The Elite Will "Preserve" the System

Ever the optimist, Zero Hedge commented "our political and financial leaders will do everything in their power, even sacrifice the population, to prevent the collapse of the system."  There are lots of indirect ways of sacrificing the population fiscally and monetarily, but a direct way would be to confiscate 401k accounts in order to support Treasury securities.  To do this, as some speculate, the contents of 401k accounts would be forcibly converted into annunities.  Annuities backed by what?  Why, by Treasuries, which a bankrupt federal government would have in unending abundance.  After punishing savers with low interest rates, and saddling everyone with a monstrous national debt, why not?

Marc Faber

While discussing catastrophic predictions, we might as well hear from a cheery "Dr Doom" interview on CNBC, U.S.-Europe Will All Default on Their Debt: Marc Faber.  He said, in fact, that the governments of every developed economy will eventually "all have to print money before they default", citing as reasons for his prediction both unfunded future liabilities and current debt-to-GDP ratios.  The U.S. will reach this state "within ten years."

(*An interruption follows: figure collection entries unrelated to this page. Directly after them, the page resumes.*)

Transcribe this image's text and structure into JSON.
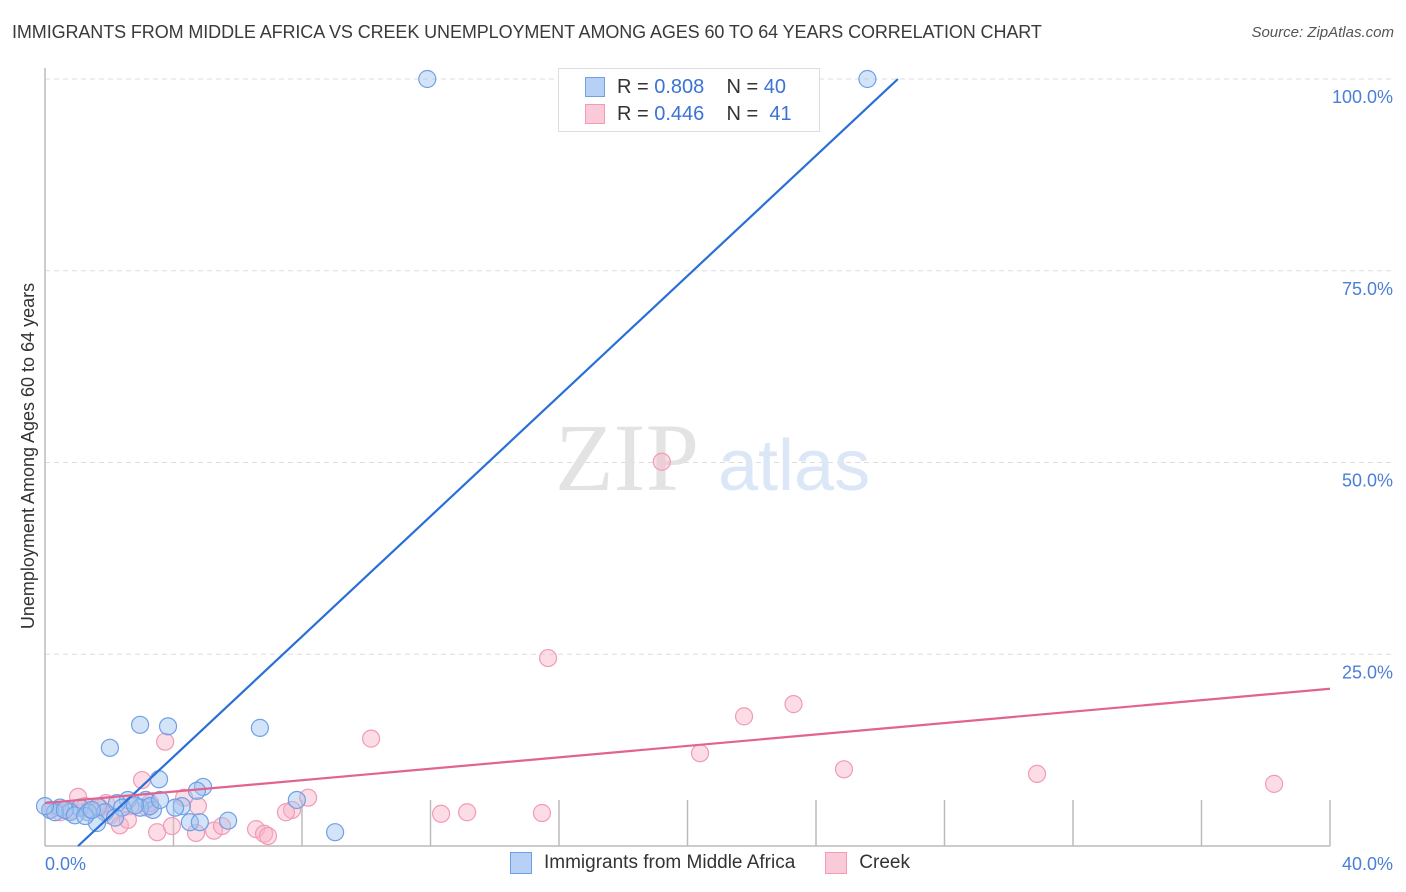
{
  "title": "IMMIGRANTS FROM MIDDLE AFRICA VS CREEK UNEMPLOYMENT AMONG AGES 60 TO 64 YEARS CORRELATION CHART",
  "source": "Source: ZipAtlas.com",
  "watermark": "ZIPatlas",
  "chart_data": {
    "type": "scatter",
    "xlabel": "",
    "ylabel": "Unemployment Among Ages 60 to 64 years",
    "xlim": [
      0,
      40
    ],
    "ylim": [
      0,
      100
    ],
    "x_tick_labels": [
      "0.0%",
      "40.0%"
    ],
    "y_tick_labels": [
      "25.0%",
      "50.0%",
      "75.0%",
      "100.0%"
    ],
    "y_ticks": [
      25,
      50,
      75,
      100
    ],
    "grid": true,
    "legend_position": "top-center",
    "series": [
      {
        "name": "Immigrants from Middle Africa",
        "color": "#6fa0e6",
        "line_color": "#2a6fd6",
        "R": "0.808",
        "N": "40",
        "trend": [
          [
            1.03,
            0
          ],
          [
            26.55,
            100
          ]
        ],
        "points": [
          [
            11.9,
            100
          ],
          [
            25.6,
            100
          ],
          [
            2.96,
            15.8
          ],
          [
            3.83,
            15.6
          ],
          [
            6.69,
            15.4
          ],
          [
            2.02,
            12.8
          ],
          [
            3.55,
            8.7
          ],
          [
            4.92,
            7.7
          ],
          [
            4.73,
            7.2
          ],
          [
            7.84,
            6.0
          ],
          [
            3.14,
            6.0
          ],
          [
            2.58,
            6.0
          ],
          [
            2.24,
            5.6
          ],
          [
            4.26,
            5.2
          ],
          [
            3.36,
            4.7
          ],
          [
            1.65,
            5.1
          ],
          [
            1.09,
            5.0
          ],
          [
            0.47,
            5.0
          ],
          [
            0.16,
            4.7
          ],
          [
            0.78,
            4.4
          ],
          [
            1.34,
            4.4
          ],
          [
            1.87,
            4.4
          ],
          [
            2.4,
            5.0
          ],
          [
            2.96,
            5.0
          ],
          [
            4.51,
            3.1
          ],
          [
            4.82,
            3.1
          ],
          [
            5.7,
            3.3
          ],
          [
            1.62,
            3.0
          ],
          [
            2.18,
            3.7
          ],
          [
            9.03,
            1.8
          ],
          [
            0.31,
            4.4
          ],
          [
            0.62,
            4.7
          ],
          [
            3.27,
            5.2
          ],
          [
            2.8,
            5.3
          ],
          [
            0.0,
            5.2
          ],
          [
            0.93,
            4.0
          ],
          [
            1.25,
            3.9
          ],
          [
            3.58,
            6.0
          ],
          [
            1.46,
            4.7
          ],
          [
            4.05,
            5.0
          ]
        ]
      },
      {
        "name": "Creek",
        "color": "#f29ab6",
        "line_color": "#e2638f",
        "R": "0.446",
        "N": "41",
        "trend": [
          [
            0,
            5.6
          ],
          [
            40,
            20.5
          ]
        ],
        "points": [
          [
            19.2,
            50.1
          ],
          [
            15.66,
            24.5
          ],
          [
            23.3,
            18.5
          ],
          [
            21.76,
            16.9
          ],
          [
            20.39,
            12.1
          ],
          [
            3.74,
            13.6
          ],
          [
            10.15,
            14.0
          ],
          [
            3.02,
            8.6
          ],
          [
            24.87,
            10.0
          ],
          [
            30.88,
            9.4
          ],
          [
            38.26,
            8.1
          ],
          [
            1.03,
            6.4
          ],
          [
            8.19,
            6.3
          ],
          [
            4.33,
            6.3
          ],
          [
            7.69,
            4.7
          ],
          [
            4.76,
            5.2
          ],
          [
            7.5,
            4.4
          ],
          [
            12.33,
            4.2
          ],
          [
            13.14,
            4.4
          ],
          [
            15.47,
            4.3
          ],
          [
            1.9,
            5.6
          ],
          [
            2.65,
            5.2
          ],
          [
            0.16,
            4.7
          ],
          [
            0.47,
            4.4
          ],
          [
            0.78,
            4.6
          ],
          [
            1.4,
            4.7
          ],
          [
            2.02,
            4.0
          ],
          [
            2.33,
            2.7
          ],
          [
            2.58,
            3.4
          ],
          [
            3.18,
            5.0
          ],
          [
            3.49,
            1.8
          ],
          [
            3.95,
            2.6
          ],
          [
            4.7,
            1.7
          ],
          [
            5.26,
            2.0
          ],
          [
            5.51,
            2.6
          ],
          [
            6.57,
            2.2
          ],
          [
            6.82,
            1.6
          ],
          [
            6.94,
            1.3
          ],
          [
            1.71,
            5.0
          ],
          [
            1.25,
            5.2
          ],
          [
            3.27,
            5.6
          ]
        ]
      }
    ]
  },
  "legend": {
    "r_label": "R =",
    "n_label": "N =",
    "rows": [
      {
        "r": "0.808",
        "n": "40"
      },
      {
        "r": "0.446",
        "n": "41"
      }
    ]
  },
  "bottom_legend": [
    "Immigrants from Middle Africa",
    "Creek"
  ]
}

Faber isn't totally pessimistic, because he is "relatively optimistic" about stocks going up, and he referred to stocks and gold as two as the best safe havens.

Afterword

In Paradise Lost the "meteor streaming in the wind" is the glittering ensign of the fallen angels, Satan's unrepentant pride.  Perhaps in its pride America too will remain fiscally unrepentant and defy the markets until they hurl the dollar down to hideous ruin and combustion.